Cut to a small seaside town in the wilds of – wouldn’t you know it? – East Anglia and the action, such as it is, begins. Julian Lawndsley, aged 33, has jacked in a lucrative if soulless job in the City and bought himself a bookshop, despite not knowing the first thing about books or literature. After much consideration he has christened it Lawndsley’s Better Books and installed a coffee machine and a tiny café area. One morning, in a greasy spoon run by an émigré Pole on the down-at-heel sea-front, he bumps into a customer from the previous evening, a man who bought nothing but who recommended he stock WG Sebald’s The Rings Of Saturn. Typically, Julian had never heard of it.

The man is Edward Avon. Le Carré gives him a fawn raincoat to wear and pops a broad-brimmed homburg hat over his “rebellious mop of white hair”. He has graceful hands and reads The Guardian. Julian thinks he has a “very slight foreign flavour to his cadence” and notices that Edward gives Sebald’s surname its proper German pronunciation – Zaybult.

The novel’s title is an English translation of Silberblick, the name of the house in Weimar in which philosopher Friedrich Nietzsche spent his final years. It’s the name Edward has given to the house he shares with his clever, imperious wife Deborah, who is dying of cancer. Later, Julian is invited to dine there, by which time he and Edward have formed an unlikely friendship, one strong enough to not be tested by several unlikely requests from the older man.

The first of these is the proposal that he and Julian pool their talents to open a bookshop-within-a-bookshop, to be called The Republic Of Literature. Julian will provide the basement (and, importantly, the computer), while Edward will knock up a list of what’s needed, stock wise. The second is that Julian take a trip to London to deliver a letter to a woman Edward refers to as Mary, though that obviously isn’t her real name. A lover or a mistress, Julian presumes. Well, that’s Teddy for you.

Silverview is relatively slight (just over 200 pages) and unusually breezy, and there’s no doubting where the author’s sympathies lie or who he has in his cross-hairs. Tories, lawyers, the City and the mediocre talents currently running the country and the intelligence services all take a hit. So do cultivated ambivalence and – rich this, for a spy writer – dishonesty.

But the novel is also typically (and pleasingly) elliptical.

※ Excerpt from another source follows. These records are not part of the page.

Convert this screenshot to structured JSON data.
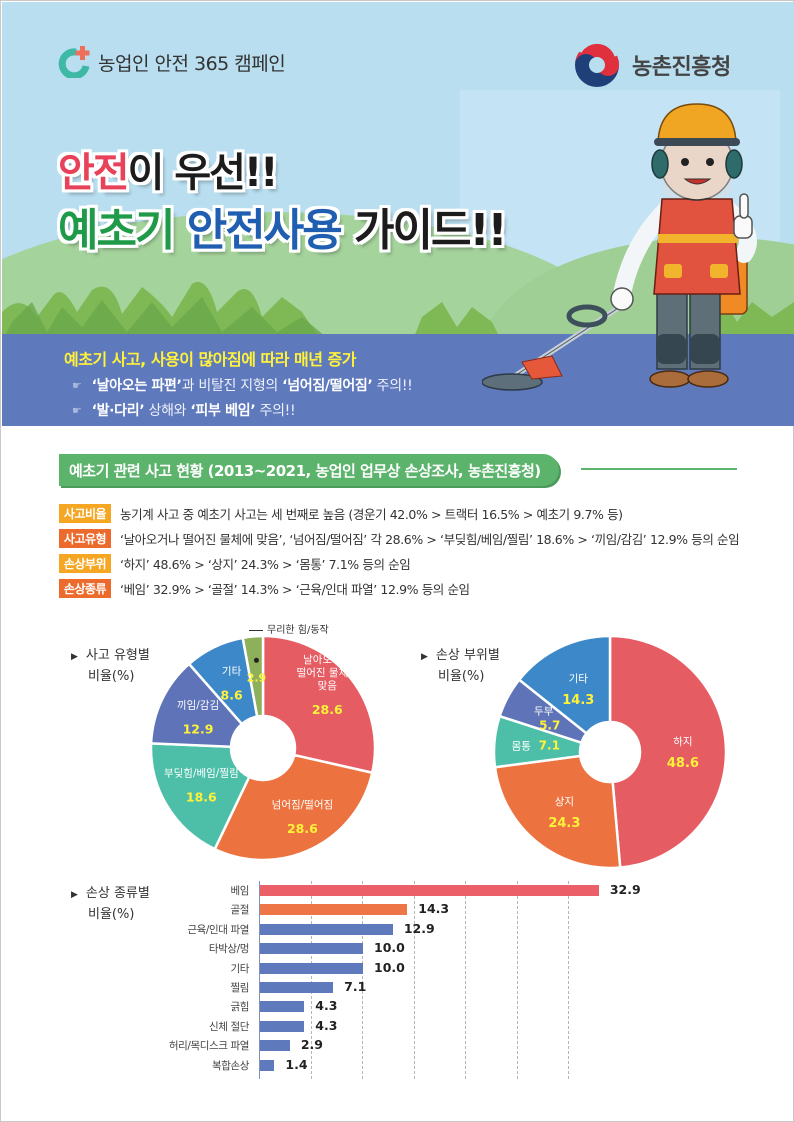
{
  "header": {
    "campaign": "농업인 안전 365 캠페인",
    "agency": "농촌진흥청"
  },
  "title": {
    "line1_red": "안전",
    "line1_black": "이 우선!!",
    "line2_green": "예초기",
    "line2_blue": "안전사용",
    "line2_black": "가이드!!"
  },
  "band": {
    "headline": "예초기 사고, 사용이 많아짐에 따라 매년 증가",
    "line1": {
      "b1": "‘날아오는 파편’",
      "t1": "과 비탈진 지형의 ",
      "b2": "‘넘어짐/떨어짐’",
      "t2": " 주의!!"
    },
    "line2": {
      "b1": "‘발·다리’",
      "t1": " 상해와 ",
      "b2": "‘피부 베임’",
      "t2": " 주의!!"
    }
  },
  "section": {
    "title": "예초기 관련 사고 현황 (2013~2021, 농업인 업무상 손상조사, 농촌진흥청)"
  },
  "facts": [
    {
      "badge": "사고비율",
      "color": "#f5a623",
      "text": "농기계 사고 중 예초기 사고는 세 번째로 높음 (경운기 42.0% > 트랙터 16.5% > 예초기 9.7% 등)"
    },
    {
      "badge": "사고유형",
      "color": "#ec6a2c",
      "text": "‘날아오거나 떨어진 물체에 맞음’, ‘넘어짐/떨어짐’ 각 28.6% > ‘부딪힘/베임/찔림’ 18.6% > ‘끼임/감김’ 12.9% 등의 순임"
    },
    {
      "badge": "손상부위",
      "color": "#f5a623",
      "text": "‘하지’ 48.6% > ‘상지’ 24.3% > ‘몸통’ 7.1% 등의 순임"
    },
    {
      "badge": "손상종류",
      "color": "#ec6a2c",
      "text": "‘베임’ 32.9% > ‘골절’ 14.3% > ‘근육/인대 파열’ 12.9% 등의 순임"
    }
  ],
  "chart_labels": {
    "accident_type": [
      "사고 유형별",
      "비율(%)"
    ],
    "injury_site": [
      "손상 부위별",
      "비율(%)"
    ],
    "injury_kind": [
      "손상 종류별",
      "비율(%)"
    ],
    "callout": "무리한 힘/동작"
  },
  "chart_data": [
    {
      "type": "pie",
      "title": "사고 유형별 비율(%)",
      "donut": true,
      "categories": [
        "날아오거나 떨어진 물체에 맞음",
        "넘어짐/떨어짐",
        "부딪힘/베임/찔림",
        "끼임/감김",
        "기타",
        "무리한 힘/동작"
      ],
      "values": [
        28.6,
        28.6,
        18.6,
        12.9,
        8.6,
        2.9
      ],
      "colors": [
        "#e65c63",
        "#ec7340",
        "#4dbfa9",
        "#5f73b8",
        "#3d88c9",
        "#8fb05a"
      ],
      "value_labels": [
        "28.6",
        "28.6",
        "18.6",
        "12.9",
        "8.6",
        "2.9"
      ],
      "label_lines": [
        [
          "날아오거나",
          "떨어진 물체에",
          "맞음"
        ],
        [
          "넘어짐/떨어짐"
        ],
        [
          "부딪힘/베임/찔림"
        ],
        [
          "끼임/감김"
        ],
        [
          "기타"
        ],
        [
          ""
        ]
      ]
    },
    {
      "type": "pie",
      "title": "손상 부위별 비율(%)",
      "donut": true,
      "categories": [
        "하지",
        "상지",
        "몸통",
        "두부",
        "기타"
      ],
      "values": [
        48.6,
        24.3,
        7.1,
        5.7,
        14.3
      ],
      "colors": [
        "#e65c63",
        "#ec7340",
        "#4dbfa9",
        "#5f73b8",
        "#3d88c9"
      ],
      "value_labels": [
        "48.6",
        "24.3",
        "7.1",
        "5.7",
        "14.3"
      ]
    },
    {
      "type": "bar",
      "orientation": "horizontal",
      "title": "손상 종류별 비율(%)",
      "categories": [
        "베임",
        "골절",
        "근육/인대 파열",
        "타박상/멍",
        "기타",
        "찔림",
        "긁힘",
        "신체 절단",
        "허리/목디스크 파열",
        "복합손상"
      ],
      "values": [
        32.9,
        14.3,
        12.9,
        10.0,
        10.0,
        7.1,
        4.3,
        4.3,
        2.9,
        1.4
      ],
      "value_labels": [
        "32.9",
        "14.3",
        "12.9",
        "10.0",
        "10.0",
        "7.1",
        "4.3",
        "4.3",
        "2.9",
        "1.4"
      ],
      "colors": [
        "#ea5f68",
        "#ee7545",
        "#5f79bd",
        "#5f79bd",
        "#5f79bd",
        "#5f79bd",
        "#5f79bd",
        "#5f79bd",
        "#5f79bd",
        "#5f79bd"
      ],
      "grid": true,
      "xlim": [
        0,
        35
      ]
    }
  ]
}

As ever, le Carré circles his characters masterfully, letting the parallel stories – Proctor and his investigation, Julian and Edward and their putative Republic Of Literature – spiral down towards each other. Lily, of course, emerges with a starring role, and there’s a dazzling episode in which Proctor meets up with two old service hands, a married couple, to winkle out a fact or three about his target. It’s classic le Carré: what is said and what is meant never quite cohere. Close your eyes and you can almost imagine it’s George and Connie Sachs discussing Moscow Centre hoods over a bottle of Scotch. And who is the target? That would be telling.

If this is the quality le Carré was producing in the last years of his life, we can be certain there are further posthumous delights coming our way.